また、施工線形の計画上、意図的にシールド掘進機本体をローリングさせながら掘進することによってトンネルを螺旋状に構築する必要がある場合もある。
【0003】
図15は一般的なシールド掘進機の掘進軸に沿う断面図、図16は図15の矢視A−A断面図である。シールド掘進機50の後部側に設置された複数の推進ジャッキ51をセグメント53に反力を取って伸長させることによって推進力を得て前方に進行させる。そして、シールド掘進機をローリング(修正)させる場合には、図17に示すように、推進ジャッキ51を掘進方向に対して傾斜させ(推進ジャッキ51を拡大して示す図18参照)、この状態を保持させたまま伸長させることにより(図19参照)、図20に示すように、推進力に回転方向の分力を発生させることができ、シールド掘進機をローリングさせる。
【0004】
また、他の方法としてシールド掘進機の側面からスタピライザやそり等の突起物を外部に突出させた状態で掘進し、突起物に対する地山からの反力をローリング力として利用する方法がある。
さらに、カッタを複数装備する多連式シールド掘進機では、例えば図21に示した特開平3−281892号公報に示された複断面シールド掘進機のように、カッタ部を含む前胴55を分割し、図22及び図22の矢視A図である図23に示すように、それぞれが任意の方向へ屈曲できる構造にして、これを利用して回転力を発生させるという方法もある。
【0005】
【発明が解決しようとする課題】
しかしながら、推進ジャッキ51を傾斜させる方法の場合、推進ジャッキの支持部(反力受け部)に斜め方向の力を伝達するためのスペーサ等52(図18参照)を設置しなければならず、このための段取り替え作業が必要となり作業効率が悪くなる。また、推進ジャッキ51を傾斜させるにはある程度スペースが必要になるが、周辺に配置されている中折れジャッキ等との相対関係上、傾斜可能な推進ジャッキの本数や傾斜角が制約を受け、大きな回転力を発生できない場合が多い。
【0006】
また、突起物を突出させる方法の場合には、突起物及びこれを突出させるための装置が別途必要になるが、機内スペースが制約されている関係上大きな装置を設置できなかったり、設置位置が制限されたりして、大きな回転力を発生できない場合が多い。逆に、設置スベースを確保するためには機長を伸ばす必要が生じる場合もある。

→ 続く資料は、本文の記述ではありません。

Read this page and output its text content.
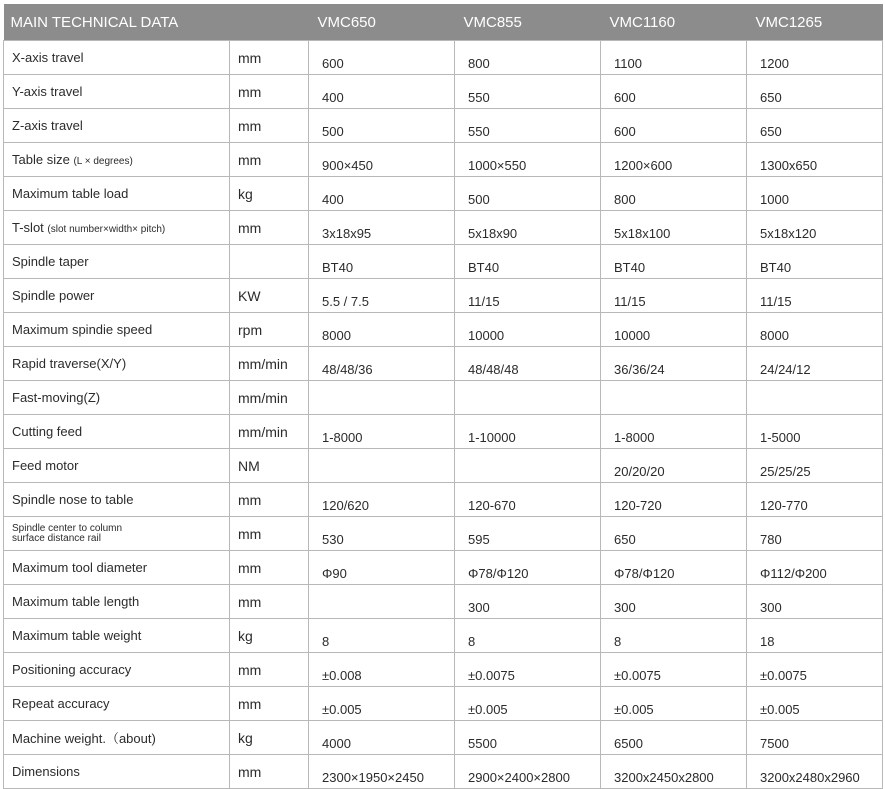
MAIN TECHNICAL DATA		VMC650	VMC855	VMC1160	VMC1265
X-axis travel	mm	600	800	1100	1200
Y-axis travel	mm	400	550	600	650
Z-axis travel	mm	500	550	600	650
Table size (L × degrees)	mm	900×450	1000×550	1200×600	1300x650
Maximum table load	kg	400	500	800	1000
T-slot (slot number×width× pitch)	mm	3x18x95	5x18x90	5x18x100	5x18x120
Spindle taper		BT40	BT40	BT40	BT40
Spindle power	KW	5.5 / 7.5	11/15	11/15	11/15
Maximum spindie speed	rpm	8000	10000	10000	8000
Rapid traverse(X/Y)	mm/min	48/48/36	48/48/48	36/36/24	24/24/12
Fast-moving(Z)	mm/min				
Cutting feed	mm/min	1-8000	1-10000	1-8000	1-5000
Feed motor	NM			20/20/20	25/25/25
Spindle nose to table	mm	120/620	120-670	120-720	120-770

Spindle center to column
surface distance rail	mm	530	595	650	780
Maximum tool diameter	mm	Φ90	Φ78/Φ120	Φ78/Φ120	Φ112/Φ200
Maximum table length	mm		300	300	300
Maximum table weight	kg	8	8	8	18
Positioning accuracy	mm	±0.008	±0.0075	±0.0075	±0.0075
Repeat accuracy	mm	±0.005	±0.005	±0.005	±0.005
Machine weight.（about)	kg	4000	5500	6500	7500
Dimensions	mm	2300×1950×2450	2900×2400×2800	3200x2450x2800	3200x2480x2960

さらに、多連式シールド掘進機で前胴55を分割してそれぞれが任意に屈曲可能な構造にする場合には、それぞれの屈曲部に屈曲用ジャッキ(中折れジャッキ)や止水機能を装備する必要があり、シールド掘進機全体が複雑化しコストアップにつながるという問題がある。
【0007】
本発明はかかる問題点を解決するためになされたものであり、段取り換え等の必要がなく簡易な構成で内部スペースの制約を受けることなくローリング力を発揮できるシールド掘進機のローリング修正装置を得ることを目的としている。
【0008】
【課題を解決するための手段】
本発明に係るシールド掘進機のローリング修正装置は、前端側に掘削機構を有する前胴と、該前胴の後方に連結されて前記前胴と略同形状の断面を有すると共に、前端側に前方に向かって先細りとなるテーパ状の外周面を有する後胴と、該後胴と前記前胴とを掘進軸と平行な軸を中心に回動可能に連結する連結機構部と、前記前胴を前記後胴に対して回動させる駆動手段とを備え、
前記前胴を回動させたときに該前胴と前記後胴との間に平面的なズレが発生し、この状態で掘進することによって前記テーパー状の外周面に地山の抵抗力が作用するように構成したものである。
【0009】
また、前記後胴が中折れ機構を有するものである。
【0010】
【発明の実施の形態】
実施の形態1.
図1は本発明の実施の形態1を設置したシールド掘進機の斜視図である。本実施の形態におけるシールド掘進機1は、図1に示すように、前端に掘削機構3を有する前胴5と、後端側にセグメント構築部を有する後胴7とから構成され、これら前胴5と後胴7とは、掘進方向に平行なシールド掘進機1の中心軸(本明細書において「掘進軸」という。)を中心に互いに回動可能に連結されている。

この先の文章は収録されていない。